The average follow up was 10 years (range 8 to 14 years). The average HSS knee scores improved from 48 points preoperatively (range 32 to 68 points) to 91 points (range 78 to 95 points) postoperatively. The average postoperative range of motion measured with a goniometer was 110 degrees (range 80 to 135 degrees) which was a significant improvement over the preoperative levels (average 65 degrees). None of the patients were clinically unstable in the medioloateral or anteroposterior plane at the time of final follow up. The average preoperative valgus tibiofemoral alignment was 19.6 degrees (range 15 degrees to 45 degrees). Postoperatively the average tibio-femoral alignment was 5 degrees (range 2 degrees to 7 degrees) of valgus. No patient in the study was revised.

Conclusion

Adequate lateral soft tissue release is the key to successful TKA in valgus knees.

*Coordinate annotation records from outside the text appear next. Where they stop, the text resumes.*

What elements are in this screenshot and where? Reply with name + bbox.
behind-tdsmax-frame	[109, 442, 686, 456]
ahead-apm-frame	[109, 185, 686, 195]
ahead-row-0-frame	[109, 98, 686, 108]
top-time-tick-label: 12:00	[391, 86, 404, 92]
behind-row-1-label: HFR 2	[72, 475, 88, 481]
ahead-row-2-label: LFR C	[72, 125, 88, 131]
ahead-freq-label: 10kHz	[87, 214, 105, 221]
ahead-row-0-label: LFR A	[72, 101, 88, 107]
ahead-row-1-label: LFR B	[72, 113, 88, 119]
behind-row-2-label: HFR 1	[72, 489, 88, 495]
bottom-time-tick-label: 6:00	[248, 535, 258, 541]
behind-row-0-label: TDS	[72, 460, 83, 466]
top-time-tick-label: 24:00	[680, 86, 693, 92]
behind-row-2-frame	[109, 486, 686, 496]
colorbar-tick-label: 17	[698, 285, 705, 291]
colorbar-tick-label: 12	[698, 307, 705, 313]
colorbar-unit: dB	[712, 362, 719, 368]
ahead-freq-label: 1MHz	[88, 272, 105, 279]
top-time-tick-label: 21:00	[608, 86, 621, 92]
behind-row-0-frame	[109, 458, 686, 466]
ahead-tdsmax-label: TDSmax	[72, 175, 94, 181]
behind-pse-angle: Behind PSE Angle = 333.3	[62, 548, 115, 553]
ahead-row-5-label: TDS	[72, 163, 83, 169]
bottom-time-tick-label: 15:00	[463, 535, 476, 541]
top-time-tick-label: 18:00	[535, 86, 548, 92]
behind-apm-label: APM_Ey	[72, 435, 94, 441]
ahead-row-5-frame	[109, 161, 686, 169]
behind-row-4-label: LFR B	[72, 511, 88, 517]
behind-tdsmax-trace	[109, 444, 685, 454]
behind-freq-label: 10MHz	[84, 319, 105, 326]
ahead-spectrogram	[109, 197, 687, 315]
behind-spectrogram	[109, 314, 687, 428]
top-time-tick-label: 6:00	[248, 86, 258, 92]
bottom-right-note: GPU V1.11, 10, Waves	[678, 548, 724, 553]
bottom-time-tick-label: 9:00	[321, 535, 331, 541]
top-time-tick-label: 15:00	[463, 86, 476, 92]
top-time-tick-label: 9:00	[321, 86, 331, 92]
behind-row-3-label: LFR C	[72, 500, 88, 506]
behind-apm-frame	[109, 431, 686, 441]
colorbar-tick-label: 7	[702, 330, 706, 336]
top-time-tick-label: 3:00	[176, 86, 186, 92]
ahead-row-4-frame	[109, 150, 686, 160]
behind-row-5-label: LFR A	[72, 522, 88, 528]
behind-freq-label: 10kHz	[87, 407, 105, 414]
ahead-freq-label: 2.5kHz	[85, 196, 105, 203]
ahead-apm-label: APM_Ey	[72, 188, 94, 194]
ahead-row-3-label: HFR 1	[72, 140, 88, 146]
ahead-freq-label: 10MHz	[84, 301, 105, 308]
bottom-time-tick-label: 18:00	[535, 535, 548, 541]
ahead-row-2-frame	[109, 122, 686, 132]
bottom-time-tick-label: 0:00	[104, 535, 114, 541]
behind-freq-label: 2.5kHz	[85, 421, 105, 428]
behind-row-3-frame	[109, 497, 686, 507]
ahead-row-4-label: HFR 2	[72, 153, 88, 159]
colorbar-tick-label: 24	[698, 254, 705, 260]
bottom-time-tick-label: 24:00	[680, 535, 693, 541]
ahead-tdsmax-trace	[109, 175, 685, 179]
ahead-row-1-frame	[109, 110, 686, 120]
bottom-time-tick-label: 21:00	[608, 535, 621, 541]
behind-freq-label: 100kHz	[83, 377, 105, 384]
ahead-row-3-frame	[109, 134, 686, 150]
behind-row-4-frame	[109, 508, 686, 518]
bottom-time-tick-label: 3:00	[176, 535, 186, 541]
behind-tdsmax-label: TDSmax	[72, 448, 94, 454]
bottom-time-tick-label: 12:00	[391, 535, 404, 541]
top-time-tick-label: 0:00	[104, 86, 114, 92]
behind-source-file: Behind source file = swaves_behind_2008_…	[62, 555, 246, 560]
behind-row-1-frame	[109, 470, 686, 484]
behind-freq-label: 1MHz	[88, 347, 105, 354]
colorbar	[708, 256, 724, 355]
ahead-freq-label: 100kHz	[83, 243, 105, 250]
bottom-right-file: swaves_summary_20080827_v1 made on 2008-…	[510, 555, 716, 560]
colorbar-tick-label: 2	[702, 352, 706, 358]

The choice of implant depends on the severity of the valgus deformity and the extent of soft tissue release needed to obtain a stable knee with balanced flexion and extension gaps. The most minimal constraint needed to achieve stability and balance was used in this study. In our experience the long term results of TKR on severe valgus deformities using minimal constrained knee have been good.